One of us lives in a rural community. One of us lives in a city.

Both of us wander. Both of us witness. Both of us write.

This is a record of what we find.







Thursday, December 29, 2011

The Landscape of Family

In Lane Smith’s incredible picture book, Grandpa Green, the landscape is a topiary garden filled with the memories of a great-grandfather’s life. Richly-hued chickens and carrots and trains and airplanes, gorgeously green soldiers and wedding cakes populate the garden. A topiary pathway through one man’s life.


I’ve been thinking about Grandpa Green this week as I spend the holiday break with my family at my parents’ farm. I’ve been thinking about how a life is reflected in the landscape it inhabits, how family is landscape…or perhaps how family becomes entwined with the        landscape of a home.

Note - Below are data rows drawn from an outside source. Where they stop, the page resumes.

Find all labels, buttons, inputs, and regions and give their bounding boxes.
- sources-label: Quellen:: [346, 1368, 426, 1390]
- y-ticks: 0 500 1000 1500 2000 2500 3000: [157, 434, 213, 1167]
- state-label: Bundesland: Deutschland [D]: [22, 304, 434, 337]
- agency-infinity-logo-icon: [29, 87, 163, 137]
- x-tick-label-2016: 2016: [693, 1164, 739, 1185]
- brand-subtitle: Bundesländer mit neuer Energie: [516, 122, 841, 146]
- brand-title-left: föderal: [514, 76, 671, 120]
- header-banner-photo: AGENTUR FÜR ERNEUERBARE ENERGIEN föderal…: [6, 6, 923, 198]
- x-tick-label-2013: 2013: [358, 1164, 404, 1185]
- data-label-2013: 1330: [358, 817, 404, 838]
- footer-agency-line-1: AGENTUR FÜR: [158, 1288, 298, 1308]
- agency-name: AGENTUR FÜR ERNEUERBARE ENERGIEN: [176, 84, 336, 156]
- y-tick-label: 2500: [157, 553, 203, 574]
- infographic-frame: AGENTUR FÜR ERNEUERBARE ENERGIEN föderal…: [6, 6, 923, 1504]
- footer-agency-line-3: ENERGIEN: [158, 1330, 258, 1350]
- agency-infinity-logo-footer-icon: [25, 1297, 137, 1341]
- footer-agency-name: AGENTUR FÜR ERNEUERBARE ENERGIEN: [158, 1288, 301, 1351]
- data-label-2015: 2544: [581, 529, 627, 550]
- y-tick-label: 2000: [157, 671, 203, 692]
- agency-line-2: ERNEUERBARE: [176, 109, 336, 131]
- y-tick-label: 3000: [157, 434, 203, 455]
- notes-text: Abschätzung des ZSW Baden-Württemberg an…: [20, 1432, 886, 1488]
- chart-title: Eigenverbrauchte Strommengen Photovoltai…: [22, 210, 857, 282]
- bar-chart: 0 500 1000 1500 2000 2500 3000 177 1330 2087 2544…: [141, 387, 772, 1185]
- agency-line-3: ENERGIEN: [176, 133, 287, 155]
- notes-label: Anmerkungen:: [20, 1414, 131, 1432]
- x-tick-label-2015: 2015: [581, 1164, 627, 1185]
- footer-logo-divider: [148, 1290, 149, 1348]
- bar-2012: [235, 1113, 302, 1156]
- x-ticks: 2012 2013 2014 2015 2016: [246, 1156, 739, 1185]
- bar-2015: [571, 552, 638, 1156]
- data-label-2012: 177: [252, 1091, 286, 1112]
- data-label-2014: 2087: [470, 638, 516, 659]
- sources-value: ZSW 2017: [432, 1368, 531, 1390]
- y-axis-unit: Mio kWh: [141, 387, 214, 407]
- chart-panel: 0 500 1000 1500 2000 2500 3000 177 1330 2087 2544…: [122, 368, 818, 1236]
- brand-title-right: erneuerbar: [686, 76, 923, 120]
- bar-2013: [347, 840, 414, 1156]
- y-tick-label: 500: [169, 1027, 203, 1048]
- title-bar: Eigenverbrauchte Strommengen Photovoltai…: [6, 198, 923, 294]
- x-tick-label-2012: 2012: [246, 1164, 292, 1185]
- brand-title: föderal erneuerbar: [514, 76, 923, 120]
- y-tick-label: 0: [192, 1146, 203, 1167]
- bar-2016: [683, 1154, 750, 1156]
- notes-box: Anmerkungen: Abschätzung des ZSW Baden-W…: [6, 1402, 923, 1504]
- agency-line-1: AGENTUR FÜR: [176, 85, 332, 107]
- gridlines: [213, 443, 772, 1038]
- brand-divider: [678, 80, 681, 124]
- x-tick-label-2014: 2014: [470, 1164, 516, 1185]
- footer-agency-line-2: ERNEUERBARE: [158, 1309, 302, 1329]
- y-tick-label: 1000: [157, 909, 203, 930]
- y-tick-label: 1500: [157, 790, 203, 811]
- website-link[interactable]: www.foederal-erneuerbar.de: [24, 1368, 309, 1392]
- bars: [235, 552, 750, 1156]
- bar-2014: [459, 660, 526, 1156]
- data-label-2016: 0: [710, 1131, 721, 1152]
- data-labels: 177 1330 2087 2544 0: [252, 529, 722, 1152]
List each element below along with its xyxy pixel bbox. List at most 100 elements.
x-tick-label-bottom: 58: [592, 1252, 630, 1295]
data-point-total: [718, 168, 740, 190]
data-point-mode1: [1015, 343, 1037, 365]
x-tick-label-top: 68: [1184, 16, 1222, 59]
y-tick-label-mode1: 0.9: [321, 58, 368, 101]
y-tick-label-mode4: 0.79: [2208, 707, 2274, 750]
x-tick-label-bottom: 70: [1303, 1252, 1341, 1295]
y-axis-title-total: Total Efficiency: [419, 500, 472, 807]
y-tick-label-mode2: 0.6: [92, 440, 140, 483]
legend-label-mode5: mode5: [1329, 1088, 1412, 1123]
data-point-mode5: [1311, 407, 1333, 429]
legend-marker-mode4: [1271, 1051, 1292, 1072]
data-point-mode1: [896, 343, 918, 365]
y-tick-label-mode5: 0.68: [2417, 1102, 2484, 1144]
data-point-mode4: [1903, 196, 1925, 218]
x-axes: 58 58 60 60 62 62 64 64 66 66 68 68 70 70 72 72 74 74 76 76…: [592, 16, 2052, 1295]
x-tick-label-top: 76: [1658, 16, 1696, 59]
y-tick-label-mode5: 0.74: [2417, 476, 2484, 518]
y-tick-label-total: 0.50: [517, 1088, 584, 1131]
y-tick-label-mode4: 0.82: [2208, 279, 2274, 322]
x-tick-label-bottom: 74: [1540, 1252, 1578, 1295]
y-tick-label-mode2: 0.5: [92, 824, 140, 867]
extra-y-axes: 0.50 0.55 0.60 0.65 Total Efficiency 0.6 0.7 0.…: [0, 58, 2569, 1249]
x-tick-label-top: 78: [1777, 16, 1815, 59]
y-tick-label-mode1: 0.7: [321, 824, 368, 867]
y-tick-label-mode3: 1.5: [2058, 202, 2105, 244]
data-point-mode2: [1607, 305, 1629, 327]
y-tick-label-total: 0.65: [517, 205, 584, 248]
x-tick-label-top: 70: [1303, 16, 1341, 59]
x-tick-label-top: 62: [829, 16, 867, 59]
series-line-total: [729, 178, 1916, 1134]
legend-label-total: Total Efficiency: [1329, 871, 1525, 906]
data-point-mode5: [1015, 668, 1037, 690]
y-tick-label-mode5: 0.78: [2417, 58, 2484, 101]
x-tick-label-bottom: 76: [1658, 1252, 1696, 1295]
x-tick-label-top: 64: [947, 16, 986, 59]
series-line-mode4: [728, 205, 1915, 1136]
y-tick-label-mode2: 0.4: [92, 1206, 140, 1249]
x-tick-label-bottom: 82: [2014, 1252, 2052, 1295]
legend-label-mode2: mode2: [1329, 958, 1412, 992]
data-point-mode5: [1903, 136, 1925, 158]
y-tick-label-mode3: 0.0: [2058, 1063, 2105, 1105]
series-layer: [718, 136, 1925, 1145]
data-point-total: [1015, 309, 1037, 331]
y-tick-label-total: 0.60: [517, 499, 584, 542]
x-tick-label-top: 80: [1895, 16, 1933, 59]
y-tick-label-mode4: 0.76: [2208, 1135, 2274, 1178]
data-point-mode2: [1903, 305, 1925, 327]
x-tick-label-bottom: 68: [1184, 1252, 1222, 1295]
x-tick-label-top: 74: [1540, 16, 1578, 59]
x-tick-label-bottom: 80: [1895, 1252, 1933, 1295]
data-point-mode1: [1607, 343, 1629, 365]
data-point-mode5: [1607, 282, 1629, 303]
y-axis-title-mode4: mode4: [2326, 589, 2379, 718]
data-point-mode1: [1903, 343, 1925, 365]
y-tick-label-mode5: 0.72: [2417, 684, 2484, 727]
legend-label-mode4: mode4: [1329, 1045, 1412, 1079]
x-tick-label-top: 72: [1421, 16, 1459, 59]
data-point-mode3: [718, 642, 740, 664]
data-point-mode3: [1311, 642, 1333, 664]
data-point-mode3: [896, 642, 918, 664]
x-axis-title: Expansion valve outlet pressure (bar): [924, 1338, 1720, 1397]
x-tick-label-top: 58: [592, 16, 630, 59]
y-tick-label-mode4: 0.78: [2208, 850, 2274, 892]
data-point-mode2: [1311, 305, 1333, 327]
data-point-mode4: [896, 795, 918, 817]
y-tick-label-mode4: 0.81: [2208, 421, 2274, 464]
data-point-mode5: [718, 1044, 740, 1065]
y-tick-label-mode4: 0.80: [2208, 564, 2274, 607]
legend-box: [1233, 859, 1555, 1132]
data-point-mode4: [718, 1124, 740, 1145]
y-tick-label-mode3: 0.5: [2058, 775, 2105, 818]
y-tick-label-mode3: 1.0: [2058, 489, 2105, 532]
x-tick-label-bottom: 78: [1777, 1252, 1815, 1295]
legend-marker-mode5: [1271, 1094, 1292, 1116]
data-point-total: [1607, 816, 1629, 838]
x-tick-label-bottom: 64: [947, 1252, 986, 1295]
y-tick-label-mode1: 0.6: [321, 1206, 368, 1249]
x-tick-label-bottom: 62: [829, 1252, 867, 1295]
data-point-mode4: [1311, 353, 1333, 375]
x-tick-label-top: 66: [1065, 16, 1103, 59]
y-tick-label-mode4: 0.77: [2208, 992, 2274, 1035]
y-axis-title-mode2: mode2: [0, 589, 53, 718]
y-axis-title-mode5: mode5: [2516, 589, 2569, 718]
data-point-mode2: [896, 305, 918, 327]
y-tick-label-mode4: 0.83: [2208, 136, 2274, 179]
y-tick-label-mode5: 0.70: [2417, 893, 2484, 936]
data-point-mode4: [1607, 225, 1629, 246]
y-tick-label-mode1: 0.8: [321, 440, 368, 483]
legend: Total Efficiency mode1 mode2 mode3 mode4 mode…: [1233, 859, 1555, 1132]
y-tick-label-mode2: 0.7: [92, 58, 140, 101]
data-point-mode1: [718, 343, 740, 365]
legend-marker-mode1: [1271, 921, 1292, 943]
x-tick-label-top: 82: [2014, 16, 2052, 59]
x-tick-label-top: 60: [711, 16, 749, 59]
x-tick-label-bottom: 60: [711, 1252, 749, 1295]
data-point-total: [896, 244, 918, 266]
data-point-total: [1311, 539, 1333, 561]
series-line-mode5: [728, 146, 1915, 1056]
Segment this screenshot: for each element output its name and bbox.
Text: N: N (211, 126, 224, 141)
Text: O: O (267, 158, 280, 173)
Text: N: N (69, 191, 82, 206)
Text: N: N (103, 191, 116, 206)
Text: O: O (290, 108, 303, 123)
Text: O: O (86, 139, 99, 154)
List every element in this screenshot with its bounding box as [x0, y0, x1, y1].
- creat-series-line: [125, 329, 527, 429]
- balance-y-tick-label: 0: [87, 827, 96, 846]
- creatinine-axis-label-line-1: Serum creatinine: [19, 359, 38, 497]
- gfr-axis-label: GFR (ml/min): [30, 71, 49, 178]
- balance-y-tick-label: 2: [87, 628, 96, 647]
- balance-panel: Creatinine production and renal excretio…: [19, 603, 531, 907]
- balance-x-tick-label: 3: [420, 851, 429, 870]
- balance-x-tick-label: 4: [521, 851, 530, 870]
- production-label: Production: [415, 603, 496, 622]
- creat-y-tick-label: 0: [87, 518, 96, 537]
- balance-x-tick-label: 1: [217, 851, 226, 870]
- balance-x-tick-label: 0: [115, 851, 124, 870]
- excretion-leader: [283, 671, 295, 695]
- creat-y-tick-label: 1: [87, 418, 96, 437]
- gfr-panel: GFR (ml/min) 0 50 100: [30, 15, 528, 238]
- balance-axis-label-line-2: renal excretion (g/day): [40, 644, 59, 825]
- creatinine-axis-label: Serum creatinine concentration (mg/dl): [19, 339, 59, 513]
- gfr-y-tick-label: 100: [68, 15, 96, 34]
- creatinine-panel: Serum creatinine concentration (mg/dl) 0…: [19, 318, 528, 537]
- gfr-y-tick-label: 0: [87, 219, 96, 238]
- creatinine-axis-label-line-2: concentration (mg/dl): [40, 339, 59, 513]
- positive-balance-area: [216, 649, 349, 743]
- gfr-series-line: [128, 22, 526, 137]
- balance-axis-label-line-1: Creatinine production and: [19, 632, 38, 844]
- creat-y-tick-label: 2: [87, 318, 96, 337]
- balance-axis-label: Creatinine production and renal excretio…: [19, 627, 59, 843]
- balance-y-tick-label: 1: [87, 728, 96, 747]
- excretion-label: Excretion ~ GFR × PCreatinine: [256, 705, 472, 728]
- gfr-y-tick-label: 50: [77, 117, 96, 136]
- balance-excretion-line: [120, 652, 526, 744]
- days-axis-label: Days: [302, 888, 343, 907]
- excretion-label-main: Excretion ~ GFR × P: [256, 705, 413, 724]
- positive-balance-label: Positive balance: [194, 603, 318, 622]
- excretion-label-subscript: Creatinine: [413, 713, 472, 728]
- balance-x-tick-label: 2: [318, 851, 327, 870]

When my two sisters, my brother and I were children, the farm was smaller. My parents’ bedroom was downstairs, right under all of ours. My father’s office was off of the hallway, and as we came in and out the main door we could look in and see him working (working working working…he was always working.) A small barn was on the hill above the house, where a few horses lived (and cows, too, for a short while, but that endeavor didn’t quite stick.) My mother was often planting or weeding in one of the gardens, us kids were playing ball or helping hay the fields or, most often, hanging out in the house, my father was…yes…working in that office.

As the years went by, the farm grew. My parents moved their bedroom upstairs to the opposite side of the house. The barn expanded as my sister’s horse training business bloomed. One of the hills behind the house was leveled for one, two, three wedding receptions. A track of dirt was created behind the house from countless baseball and soccer games played by—not us four kids—but the now seven grandchildren (and counting.) My parents dug a swimming pond above the barn where those grandchildren spend hours and hours during the summer. Donkeys live here now, alongside the horses. And sheep. And goats. And guinea pigs.

And my father moved his office. He still works (and works and works) but now he has more privacy from the packs of people who traipse in and out of the house.

The landscape of the farm has shifted and bent, expanded and been built upon—and our family has done exactly the same thing. The farm’s landscape is deep within me, and I know the same is true for my three siblings. And it is utterly gratifying and wondrous to me that we are deep within the landscape too.

Tam

1 comment:

  1. I love Grandpa Green too - thanks for sharing your memories and the place deep inside your heart.